Small reservoir could conserve TID water

The Turlock Irrigation District board on Tuesday will consider fixing up a small reservoir near Hilmar to catch canal water that now flows into the Merced River.

A small, abandoned reservoir near Hilmar could become a means of conserving water for the Turlock Irrigation District.

Its board on Tuesday will consider spending $2.34 million to fix up the reservoir, part of a former water treatment plant, so it could catch canal water that otherwise would run into the Merced River.

The project would save an average of 2,550 acre-feet of water per year, and a future expansion could boost that to about 9,000, a staff report said.

TID delivers close to 360,000 acre-feet in a normal year throughout its service area, which stretches to south Modesto. It is providing a little less than half of that this year because of the drought.

The district, which gets its water from the Tuolumne River and wells, also faces a long-term reduction in the river supply because of state and federal efforts to protect fish.

The reservoir site is close to where the Highline Canal spills into the Merced when its level is higher than expected, the report said. The captured water would go into Laterals 7 and 8, which branch off the Highline.

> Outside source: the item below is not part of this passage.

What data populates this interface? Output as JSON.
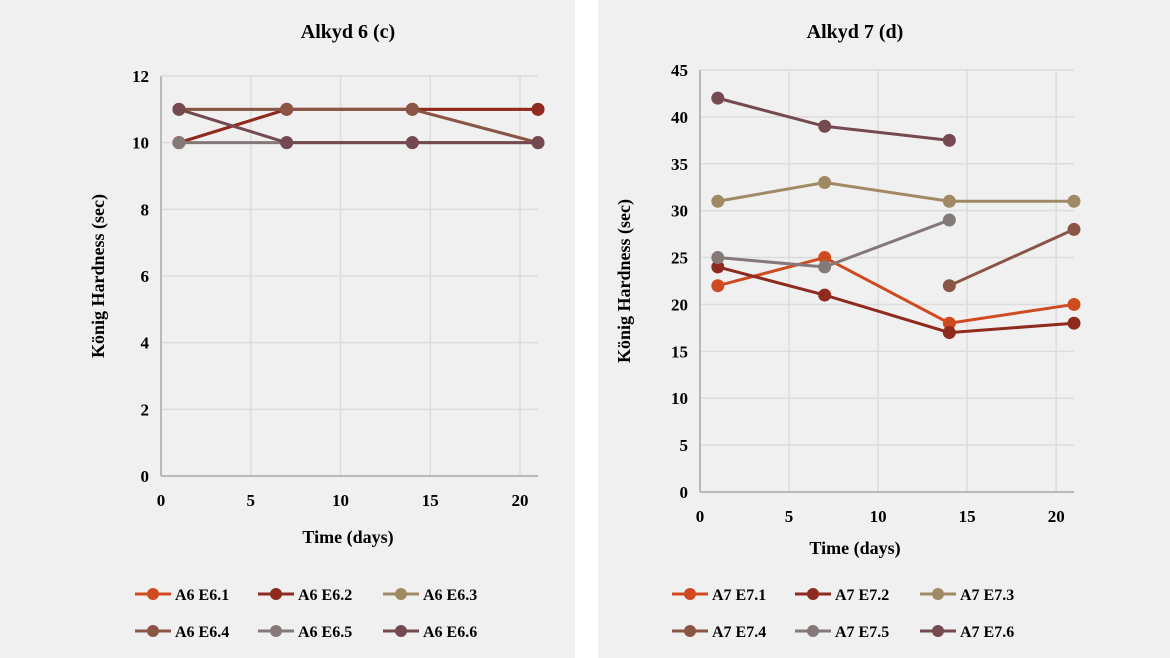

The project could be completed in time for the 2015 irrigation season. The staff also proposes spending $960,000 on automated gates that would make flows on Lateral 8 more consistent.

The reservoir site is owned by the Hilmar County Water District, which provides water and sewer service to the city of Hilmar. The TID board is being asked to appoint General Manager Casey Hashimoto to negotiate the purchase of the property.

TID looked at the reservoir project in 1998, the staff report said, but it could not justify the cost. It did build a connection between Laterals 7 and 8 to improve operations.

Modesto Irrigation District, which also draws from the Tuolumne, also has been looking at building small reservoirs to catch canal water that now ends up in natural streams.